After the Labor Day weekend, Turbine will be heading west for a number of dates in Colorado and then pass through upstate New York in early October. After his one-off solo performance, Clark will rejoin Tea Leaf Green and, as is there wont, hit the road. They will return to New York City’s HighLine Ballroom for a pair of pre-Thanksgiving shows on November 25th and 26th.

Monday, August 18, 2008

Neil Diamond At Madison Square Garden: Is It Hip?

By: David Schultz

Unless you are approaching AARP eligibility, telling people you’re going to see Neil Diamond on a Saturday night evokes some pretty interesting reactions. For the most part, it all boils down to one thing: is Neil Diamond cool? The perennial go-to response has always been, “Of course Neil Diamond’s cool, he was in The Last Waltz.” However, that close to 32 years ago. To put it in perspective, there were also a lot of plaid leisure suits in The Last Waltz. Feel like wearing one of those in public? Saving Silverman made Diamond out to be a minor deity but a moronic movie cannot confer hipness. Also in the inconclusive category is the Saturday Night Live skit in which Will Ferrell gave him Diamond a blandly psychotic edge. (“This next song I wrote after I killed a drifter to get an erection.”). More concrete, Diamond did get the Rick Rubin treatment, not once but twice. In the end, it boils down to a nice little Catch-22: Neil Diamond’s show is cool but going to see it isn’t.

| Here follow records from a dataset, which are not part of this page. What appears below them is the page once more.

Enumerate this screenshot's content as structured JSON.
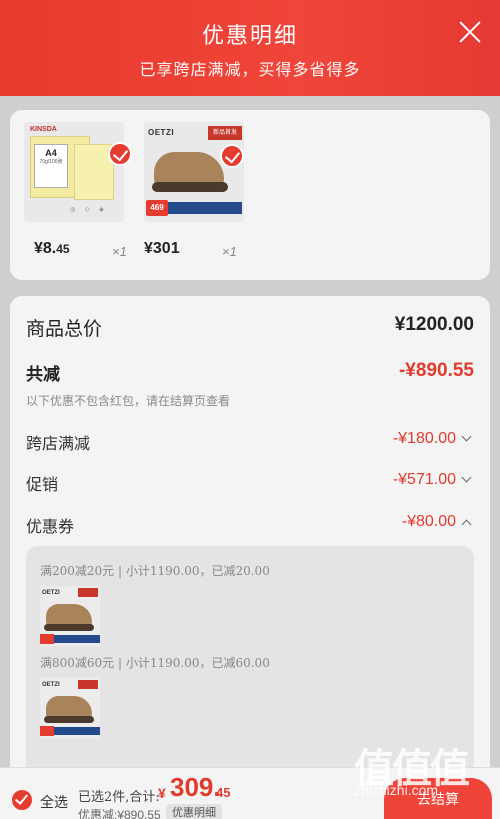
{
  "header": {
    "title": "优惠明细",
    "subtitle": "已享跨店满减，买得多省得多"
  },
  "products": [
    {
      "brand": "KINSDA",
      "label_main": "A4",
      "label_sub": "70g/100张",
      "price_main": "¥8.",
      "price_dec": "45",
      "qty": "×1",
      "icon_name": "paper-product"
    },
    {
      "brand": "OETZI",
      "badge": "469",
      "flag": "新品首发",
      "price_main": "¥301",
      "price_dec": "",
      "qty": "×1",
      "icon_name": "shoe-product"
    }
  ],
  "summary": {
    "total_label": "商品总价",
    "total_value": "¥1200.00",
    "reduce_label": "共减",
    "reduce_value": "-¥890.55",
    "note": "以下优惠不包含红包，请在结算页查看",
    "details": [
      {
        "label": "跨店满减",
        "value": "-¥180.00",
        "chevron": "down"
      },
      {
        "label": "促销",
        "value": "-¥571.00",
        "chevron": "down"
      },
      {
        "label": "优惠券",
        "value": "-¥80.00",
        "chevron": "up"
      }
    ]
  },
  "coupons": [
    {
      "rule": "满200减20元 | 小计1190.00，已减20.00"
    },
    {
      "rule": "满800减60元 | 小计1190.00，已减60.00"
    }
  ],
  "bottom": {
    "select_all": "全选",
    "selected_text": "已选2件,合计:",
    "pay_currency": "¥",
    "pay_main": "309.",
    "pay_dec": "45",
    "reduced_text": "优惠减:¥890.55",
    "detail_pill": "优惠明细",
    "checkout": "去结算"
  },
  "watermark": {
    "glyphs": "值值值",
    "site": "zhizhizhi.com"
  },
  "colors": {
    "accent": "#e63c30",
    "header": "#f0453a"
  }
}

Saturday night’s concert was the last of four not-exactly sold out shows at Madison Square Garden. Diamond’s show is very much a throwback, not remotely geared towards a modern or young crowd. It’s cool in the same way the outdated Rat Pack antics of Dean Martin and Sammy Davis Jr. remain hip. Prior to taking the stage, announcements were made alerting folks as to how everything was going to proceed, that the lights will dim abruptly and that all of Diamond’s fans should fasten the brakes on their wheelchairs. (I may be wrong on that last part). Once the show began, Diamond went through the paces, putting forth an extremely solid show notable for its devotion to its tight choreography and staging. It didn’t seem as if Diamond was working off a script but you really couldn’t point to any single moment of spontaneity. It hardly mattered; people came to listen to Diamond’s warm and comforting voice, not to be part of a spectacle.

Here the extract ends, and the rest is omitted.